A Review of Count … The Legend of Dracula
Lake Erie Ballet dances with darkness in this season's production.
Love, obsession, darkness, and death.
If there were ever a proper season to mount a ballet production with these themes, Lake Erie Ballet (LEB) has accomplished it with Count … The Legend of Dracula.
Based loosely on Bram Stoker's classic horror novel, local choreographer Bobby Wesner's version keeps the main characters alive, retelling the story of a dark attraction while jettisoning much of the latter search-and-destroy aspect of the tale. (Sorry, Van Helsing fans.)
Rather, this version focuses on the love triangle between the betrothed couple Jonathan Harker (Francisco Aguilar) and Mina (Izabelly Possato) and its shadowy, stygian interloper Dracula (Jose Soares) in a dangerous pas de trois.
A collaboration between LEB and Wesner's Neos Dance Theatre, a troupe based in northern Ohio, Count features two of Neos' performers, Juliana Freude and Ethan Lee, in the secondary roles of Mina's friend Lucy and her fiancé Arthur. On a tertiary level, approximately 16 members of the LEB Youth and Junior Youth companies serve the production's background as tiny dancers in various scenes.

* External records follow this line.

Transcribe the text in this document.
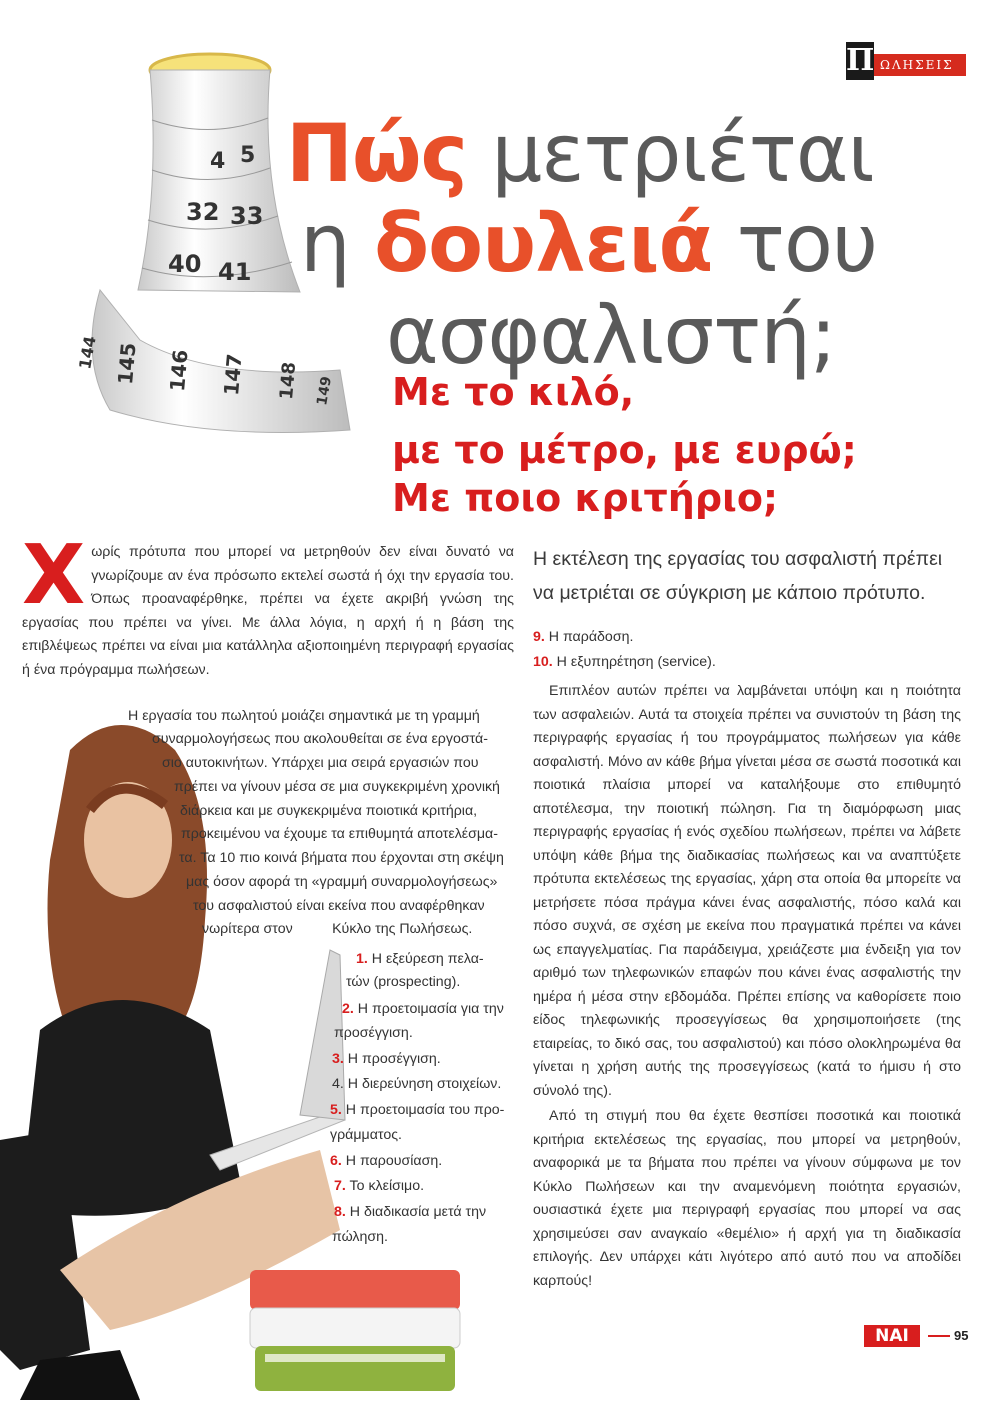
Π ΩΛΗΣΕΙΣ
4 5
32 33
40 41
144 145 146 147 148 149
Πώς μετριέται
η δουλειά του
ασφαλιστή;
Με το κιλό,
με το μέτρο, με ευρώ;
Με ποιο κριτήριο;
Χ ωρίς πρότυπα που μπορεί να μετρηθούν δεν είναι δυνατό να γνωρίζουμε αν ένα πρόσωπο εκτελεί σωστά ή όχι την εργασία του. Όπως προαναφέρθηκε, πρέπει να έχετε ακριβή γνώση της εργασίας που πρέπει να γίνει. Με άλλα λόγια, η αρχή ή η βάση της επιβλέψεως πρέπει να είναι μια κατάλληλα αξιοποιημένη περιγραφή εργασίας ή ένα πρόγραμμα πωλήσεων.

Η εργασία του πωλητού μοιάζει σημαντικά με τη γραμμή
συναρμολογήσεως που ακολουθείται σε ένα εργοστά-
σιο αυτοκινήτων. Υπάρχει μια σειρά εργασιών που
πρέπει να γίνουν μέσα σε μια συγκεκριμένη χρονική
διάρκεια και με συγκεκριμένα ποιοτικά κριτήρια,
προκειμένου να έχουμε τα επιθυμητά αποτελέσμα-
τα. Τα 10 πιο κοινά βήματα που έρχονται στη σκέψη
μας όσον αφορά τη «γραμμή συναρμολογήσεως»
του ασφαλιστού είναι εκείνα που αναφέρθηκαν
νωρίτερα στον          Κύκλο της Πωλήσεως.
1. Η εξεύρεση πελα-
τών (prospecting).
2. Η προετοιμασία για την
προσέγγιση.
3. Η προσέγγιση.
4. Η διερεύνηση στοιχείων.
5. Η προετοιμασία του προ-
γράμματος.
6. Η παρουσίαση.
7. Το κλείσιμο.
8. Η διαδικασία μετά την
πώληση.
Η εκτέλεση της εργασίας του ασφαλιστή πρέπει να μετριέται σε σύγκριση με κάποιο πρότυπο.
9. Η παράδοση.
10. Η εξυπηρέτηση (service).

Επιπλέον αυτών πρέπει να λαμβάνεται υπόψη και η ποιότητα των ασφαλειών. Αυτά τα στοιχεία πρέπει να συνιστούν τη βάση της περιγραφής εργασίας ή του προγράμματος πωλήσεων για κάθε ασφαλιστή. Μόνο αν κάθε βήμα γίνεται μέσα σε σωστά ποσοτικά και ποιοτικά πλαίσια μπορεί να καταλήξουμε στο επιθυμητό αποτέλεσμα, την ποιοτική πώληση. Για τη διαμόρφωση μιας περιγραφής εργασίας ή ενός σχεδίου πωλήσεων, πρέπει να λάβετε υπόψη κάθε βήμα της διαδικασίας πωλήσεως και να αναπτύξετε πρότυπα εκτελέσεως της εργασίας, χάρη στα οποία θα μπορείτε να μετρήσετε πόσα πράγμα κάνει ένας ασφαλιστής, πόσο καλά και πόσο συχνά, σε σχέση με εκείνα που πραγματικά πρέπει να κάνει ως επαγγελματίας. Για παράδειγμα, χρειάζεστε μια ένδειξη για τον αριθμό των τηλεφωνικών επαφών που κάνει ένας ασφαλιστής την ημέρα ή μέσα στην εβδομάδα. Πρέπει επίσης να καθορίσετε ποιο είδος τηλεφωνικής προσεγγίσεως θα χρησιμοποιήσετε (της εταιρείας, το δικό σας, του ασφαλιστού) και πόσο ολοκληρωμένα θα γίνεται η χρήση αυτής της προσεγγίσεως (κατά το ήμισυ ή στο σύνολό της).

Από τη στιγμή που θα έχετε θεσπίσει ποσοτικά και ποιοτικά κριτήρια εκτελέσεως της εργασίας, που μπορεί να μετρηθούν, αναφορικά με τα βήματα που πρέπει να γίνουν σύμφωνα με τον Κύκλο Πωλήσεων και την αναμενόμενη ποιότητα εργασιών, ουσιαστικά έχετε μια περιγραφή εργασίας που μπορεί να σας χρησιμεύσει σαν αναγκαίο «θεμέλιο» ή αρχή για τη διαδικασία επιλογής. Δεν υπάρχει κάτι λιγότερο από αυτό που να αποδίδει καρπούς!

NAI	95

More romantic and even less bloodletting than the Victorian archetype of the 1897 novel — apparently so popular it's never gone out of print — nary a drop of blood is spilled; instead, the production focuses on a verboten love and creating an ominous, dream-like mood.
As audience members watch, they're bound to feel more empathy than enmity for Soares' Transylvania count.
In this version, years ago (or is it centuries?), having killed a gypsy to protect himself and his beloved, Dracula, the man, was accursed to become a member of the undead. "Living" forever, he thirsts for the blood of others while eschewing daylight in his eternal Cimmerian existence.
The dance drama truly begins when Harker, a British estate agent, shows up in Dracula's "neck" of the woods (yes, pun intended). Dracula espies Harker's locket containing a photo of Mina — a "doppelganger," if you will, of the count's long-deceased love — and therein supernatural peril ensues for the lovebirds.
A background screen flashing lightning, Mina's locket photograph, and other imagery assist in explaining and propelling the story forward in ways that couldn't be related through dance.
Meanwhile, the production's soundtrack ranges from classical compositions, to medieval chants, to Tom Waits, to the angst of contemporary "industrial" music that mirrors the splendor and sturm of characters' emotions.
Count is being performed at 1020 Holland Street, soon to be the new location for Lake Erie Ballet.
"That's the plan," said Rick DiBello, LEB's executive director, via email. "[The] first floor will have studios and offices … The second floor has a 30-foot ceiling and will be a performance space with a stage, recording gear, projectors, etc."
Indeed, Lake Erie Ballet appears to be on a roll: what with a ballet company moving and, with Count … The Legend of Dracula, a moving ballet.